I need to block unauthorized IPs or MAC Address to connect to the Client VPN but i cant find where to configure this, maybe someone know how to do it?
My first thought is to create a Layer 3 Firewall rule on the MX that you are using as your Client VPN Hub. Create a rule to deny access to the IP addresses you wish to block.
It is worth a try.
You can not block client VPN connections by IP address.
Actually you could probably do it using RADIUS, but it would be a complicated RADIUS setup. The RADIUS server would have to match the client IP address and permit/deny based on that.
thanks for the response but i guess i have to rephrase the question, for example:
my user one first conect from 188.8.131.52 to the public IP of my meraki, if he tries to connect from a different IP he can't be able to connect unless we add the new IP to a filter.
It is a bit odd to block Client VPN connections by IP, can you explain the reason?
We need to allow the connections only from their home ip address, because our boss dont want them to use the VPN connection from other un-know locations
I would say try RADIUS or implement hardware in place like Z3 or MR33 that can implement VPN to the main office.
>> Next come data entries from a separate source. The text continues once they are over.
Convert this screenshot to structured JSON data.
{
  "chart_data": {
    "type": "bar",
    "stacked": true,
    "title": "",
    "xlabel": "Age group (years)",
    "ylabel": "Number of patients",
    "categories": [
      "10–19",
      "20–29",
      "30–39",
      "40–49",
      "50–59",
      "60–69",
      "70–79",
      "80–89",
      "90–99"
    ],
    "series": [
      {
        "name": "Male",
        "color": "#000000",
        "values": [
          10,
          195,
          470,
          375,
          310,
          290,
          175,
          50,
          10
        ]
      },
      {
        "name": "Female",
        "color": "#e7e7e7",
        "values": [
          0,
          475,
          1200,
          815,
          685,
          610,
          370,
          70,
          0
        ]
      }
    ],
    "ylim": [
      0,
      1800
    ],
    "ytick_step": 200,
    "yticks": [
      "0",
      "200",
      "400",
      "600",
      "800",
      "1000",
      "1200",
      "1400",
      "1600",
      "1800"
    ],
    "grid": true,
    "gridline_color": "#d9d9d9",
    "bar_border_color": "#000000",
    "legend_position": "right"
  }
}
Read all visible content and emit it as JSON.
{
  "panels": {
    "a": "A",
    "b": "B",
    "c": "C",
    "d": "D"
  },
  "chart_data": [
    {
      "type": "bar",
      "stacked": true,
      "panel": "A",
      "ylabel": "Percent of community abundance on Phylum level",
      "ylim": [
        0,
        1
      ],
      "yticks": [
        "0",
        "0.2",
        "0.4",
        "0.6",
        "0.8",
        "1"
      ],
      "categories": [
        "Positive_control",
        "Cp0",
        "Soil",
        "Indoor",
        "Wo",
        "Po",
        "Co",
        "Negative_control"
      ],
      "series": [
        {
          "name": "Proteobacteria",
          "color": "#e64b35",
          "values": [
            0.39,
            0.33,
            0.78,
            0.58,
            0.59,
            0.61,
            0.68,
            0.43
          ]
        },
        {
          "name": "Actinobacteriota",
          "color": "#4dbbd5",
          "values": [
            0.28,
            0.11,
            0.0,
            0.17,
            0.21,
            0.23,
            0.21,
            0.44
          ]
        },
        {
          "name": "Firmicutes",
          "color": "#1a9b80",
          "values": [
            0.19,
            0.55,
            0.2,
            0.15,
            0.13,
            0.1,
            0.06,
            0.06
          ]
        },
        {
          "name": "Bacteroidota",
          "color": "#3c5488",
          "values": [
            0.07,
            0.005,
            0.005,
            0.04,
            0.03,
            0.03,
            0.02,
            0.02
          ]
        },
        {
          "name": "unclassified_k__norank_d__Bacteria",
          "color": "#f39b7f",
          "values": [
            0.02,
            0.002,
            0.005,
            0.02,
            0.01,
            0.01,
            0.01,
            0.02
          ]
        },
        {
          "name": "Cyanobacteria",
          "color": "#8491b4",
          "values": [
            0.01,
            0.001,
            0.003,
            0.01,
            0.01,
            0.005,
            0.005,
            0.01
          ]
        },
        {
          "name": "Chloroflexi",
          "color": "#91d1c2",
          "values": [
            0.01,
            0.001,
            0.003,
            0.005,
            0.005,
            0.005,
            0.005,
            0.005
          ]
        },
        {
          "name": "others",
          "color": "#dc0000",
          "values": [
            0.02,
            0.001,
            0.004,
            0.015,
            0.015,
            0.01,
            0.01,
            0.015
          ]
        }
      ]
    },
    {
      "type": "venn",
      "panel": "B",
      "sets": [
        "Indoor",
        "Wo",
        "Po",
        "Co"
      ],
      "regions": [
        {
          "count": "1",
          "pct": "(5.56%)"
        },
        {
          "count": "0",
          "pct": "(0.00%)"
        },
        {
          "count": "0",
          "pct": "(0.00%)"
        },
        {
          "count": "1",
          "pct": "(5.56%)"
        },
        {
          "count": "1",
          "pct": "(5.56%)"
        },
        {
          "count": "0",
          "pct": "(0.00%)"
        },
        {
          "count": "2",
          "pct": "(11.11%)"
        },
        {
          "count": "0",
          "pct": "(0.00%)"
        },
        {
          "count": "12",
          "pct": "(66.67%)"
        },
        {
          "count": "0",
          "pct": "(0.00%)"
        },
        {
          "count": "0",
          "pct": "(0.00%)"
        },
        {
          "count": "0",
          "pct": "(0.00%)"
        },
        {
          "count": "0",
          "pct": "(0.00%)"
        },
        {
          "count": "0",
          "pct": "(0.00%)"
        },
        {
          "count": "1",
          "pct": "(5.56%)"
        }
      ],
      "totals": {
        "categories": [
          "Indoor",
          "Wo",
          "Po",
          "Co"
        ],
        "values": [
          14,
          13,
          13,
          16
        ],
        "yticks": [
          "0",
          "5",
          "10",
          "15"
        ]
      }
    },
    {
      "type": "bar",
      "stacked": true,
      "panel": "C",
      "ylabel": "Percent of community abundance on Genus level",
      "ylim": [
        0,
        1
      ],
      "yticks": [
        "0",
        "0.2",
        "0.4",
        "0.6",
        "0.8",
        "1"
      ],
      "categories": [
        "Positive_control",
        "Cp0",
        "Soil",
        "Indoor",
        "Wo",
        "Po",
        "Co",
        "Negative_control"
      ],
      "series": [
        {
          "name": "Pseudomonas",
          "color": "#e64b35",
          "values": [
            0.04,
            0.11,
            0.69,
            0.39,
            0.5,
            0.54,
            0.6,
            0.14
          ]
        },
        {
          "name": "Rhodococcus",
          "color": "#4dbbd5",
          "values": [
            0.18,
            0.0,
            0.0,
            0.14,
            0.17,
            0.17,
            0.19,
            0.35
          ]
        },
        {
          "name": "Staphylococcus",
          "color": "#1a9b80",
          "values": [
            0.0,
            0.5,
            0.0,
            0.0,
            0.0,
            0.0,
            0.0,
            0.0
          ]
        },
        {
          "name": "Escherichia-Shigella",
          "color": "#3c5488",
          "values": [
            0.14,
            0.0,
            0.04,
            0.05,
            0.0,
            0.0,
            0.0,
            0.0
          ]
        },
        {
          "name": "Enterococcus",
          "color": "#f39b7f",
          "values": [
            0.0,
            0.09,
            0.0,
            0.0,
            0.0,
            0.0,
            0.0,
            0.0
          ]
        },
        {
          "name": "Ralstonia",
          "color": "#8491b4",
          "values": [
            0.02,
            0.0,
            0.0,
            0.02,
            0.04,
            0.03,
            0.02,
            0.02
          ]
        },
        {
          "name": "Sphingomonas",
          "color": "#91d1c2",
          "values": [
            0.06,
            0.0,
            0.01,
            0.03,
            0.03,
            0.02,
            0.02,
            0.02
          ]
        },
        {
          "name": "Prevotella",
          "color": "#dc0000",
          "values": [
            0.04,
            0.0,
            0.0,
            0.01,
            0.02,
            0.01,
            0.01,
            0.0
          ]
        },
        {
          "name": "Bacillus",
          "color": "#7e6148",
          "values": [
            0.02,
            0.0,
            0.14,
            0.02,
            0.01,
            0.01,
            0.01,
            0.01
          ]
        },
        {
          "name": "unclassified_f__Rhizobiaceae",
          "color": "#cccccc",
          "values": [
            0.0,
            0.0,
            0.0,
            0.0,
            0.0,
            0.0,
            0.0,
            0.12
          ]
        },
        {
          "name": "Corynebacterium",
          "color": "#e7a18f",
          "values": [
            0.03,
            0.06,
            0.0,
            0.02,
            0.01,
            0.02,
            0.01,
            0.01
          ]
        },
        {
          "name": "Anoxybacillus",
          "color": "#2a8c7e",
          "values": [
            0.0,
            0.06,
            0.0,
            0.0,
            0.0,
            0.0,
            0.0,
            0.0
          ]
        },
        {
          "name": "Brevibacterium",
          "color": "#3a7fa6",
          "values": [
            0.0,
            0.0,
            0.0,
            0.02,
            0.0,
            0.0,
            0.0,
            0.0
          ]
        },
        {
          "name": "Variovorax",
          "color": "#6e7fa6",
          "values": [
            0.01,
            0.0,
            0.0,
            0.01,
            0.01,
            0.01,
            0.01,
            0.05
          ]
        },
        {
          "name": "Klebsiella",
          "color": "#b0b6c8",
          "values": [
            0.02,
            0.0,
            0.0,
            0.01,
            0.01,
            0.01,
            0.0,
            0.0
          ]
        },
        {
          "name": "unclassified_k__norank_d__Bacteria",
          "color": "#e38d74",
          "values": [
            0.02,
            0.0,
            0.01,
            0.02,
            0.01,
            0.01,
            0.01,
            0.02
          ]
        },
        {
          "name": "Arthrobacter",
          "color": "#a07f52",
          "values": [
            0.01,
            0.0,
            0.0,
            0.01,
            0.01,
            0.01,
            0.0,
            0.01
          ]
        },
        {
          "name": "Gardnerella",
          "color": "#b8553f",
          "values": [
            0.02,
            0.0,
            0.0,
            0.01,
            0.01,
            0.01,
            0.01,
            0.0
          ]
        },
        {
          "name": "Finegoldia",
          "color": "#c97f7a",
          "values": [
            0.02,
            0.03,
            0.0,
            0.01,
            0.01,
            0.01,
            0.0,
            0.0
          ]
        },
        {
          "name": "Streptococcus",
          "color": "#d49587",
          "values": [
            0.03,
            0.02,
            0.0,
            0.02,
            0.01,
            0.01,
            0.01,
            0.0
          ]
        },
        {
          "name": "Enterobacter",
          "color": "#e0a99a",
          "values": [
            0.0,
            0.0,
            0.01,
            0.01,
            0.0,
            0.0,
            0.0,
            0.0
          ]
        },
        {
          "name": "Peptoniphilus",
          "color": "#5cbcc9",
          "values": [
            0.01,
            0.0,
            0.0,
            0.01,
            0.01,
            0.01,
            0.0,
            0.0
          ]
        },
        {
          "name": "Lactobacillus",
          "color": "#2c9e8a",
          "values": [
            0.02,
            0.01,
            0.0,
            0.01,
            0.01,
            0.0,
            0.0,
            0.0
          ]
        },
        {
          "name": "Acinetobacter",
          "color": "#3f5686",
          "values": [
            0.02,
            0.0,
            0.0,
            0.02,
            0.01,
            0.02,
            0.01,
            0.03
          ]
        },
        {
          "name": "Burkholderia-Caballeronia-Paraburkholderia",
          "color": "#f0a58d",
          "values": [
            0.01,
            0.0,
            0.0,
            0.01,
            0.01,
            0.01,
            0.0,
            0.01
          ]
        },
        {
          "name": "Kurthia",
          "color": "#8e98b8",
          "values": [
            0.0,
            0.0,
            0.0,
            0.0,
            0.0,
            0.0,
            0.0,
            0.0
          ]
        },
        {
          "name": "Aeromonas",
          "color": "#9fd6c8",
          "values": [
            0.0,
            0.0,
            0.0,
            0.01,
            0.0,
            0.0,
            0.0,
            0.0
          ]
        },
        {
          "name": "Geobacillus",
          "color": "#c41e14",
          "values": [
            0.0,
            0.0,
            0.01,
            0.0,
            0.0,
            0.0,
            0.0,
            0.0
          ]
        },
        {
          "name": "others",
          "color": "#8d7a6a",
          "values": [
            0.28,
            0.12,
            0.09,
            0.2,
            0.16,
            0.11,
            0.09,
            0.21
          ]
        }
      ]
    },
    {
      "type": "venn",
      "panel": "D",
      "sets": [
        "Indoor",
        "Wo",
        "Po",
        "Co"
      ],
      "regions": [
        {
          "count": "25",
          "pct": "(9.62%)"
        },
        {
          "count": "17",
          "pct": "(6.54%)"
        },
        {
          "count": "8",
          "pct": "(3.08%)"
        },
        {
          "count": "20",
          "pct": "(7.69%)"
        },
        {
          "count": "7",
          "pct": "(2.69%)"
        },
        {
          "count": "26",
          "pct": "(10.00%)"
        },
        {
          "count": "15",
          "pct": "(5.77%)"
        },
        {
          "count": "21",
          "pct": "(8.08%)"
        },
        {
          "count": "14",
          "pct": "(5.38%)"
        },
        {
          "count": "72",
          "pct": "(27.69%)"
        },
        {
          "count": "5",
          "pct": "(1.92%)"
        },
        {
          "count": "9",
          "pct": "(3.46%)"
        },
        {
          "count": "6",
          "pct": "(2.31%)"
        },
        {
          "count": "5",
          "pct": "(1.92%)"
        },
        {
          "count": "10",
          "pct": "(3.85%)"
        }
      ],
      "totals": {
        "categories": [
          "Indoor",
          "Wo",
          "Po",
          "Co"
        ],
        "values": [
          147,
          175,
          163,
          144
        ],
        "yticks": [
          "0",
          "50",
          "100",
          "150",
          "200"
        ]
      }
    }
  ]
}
The other issue you will run into with locking down to single IP with home users is their public IP changing, it usually becomes a bigger headache than its worth depending on the amount of users.
If it's anything like my ISP (Virgin Media), they'll change your public IP address pretty regularly unless you pay for a static IP. So for home addresses, this will never likely be a good solution.
Also, if a user's home internet connection goes down and they wish to use their smartphone's 4G connection to VPN in, you'd prevent that also.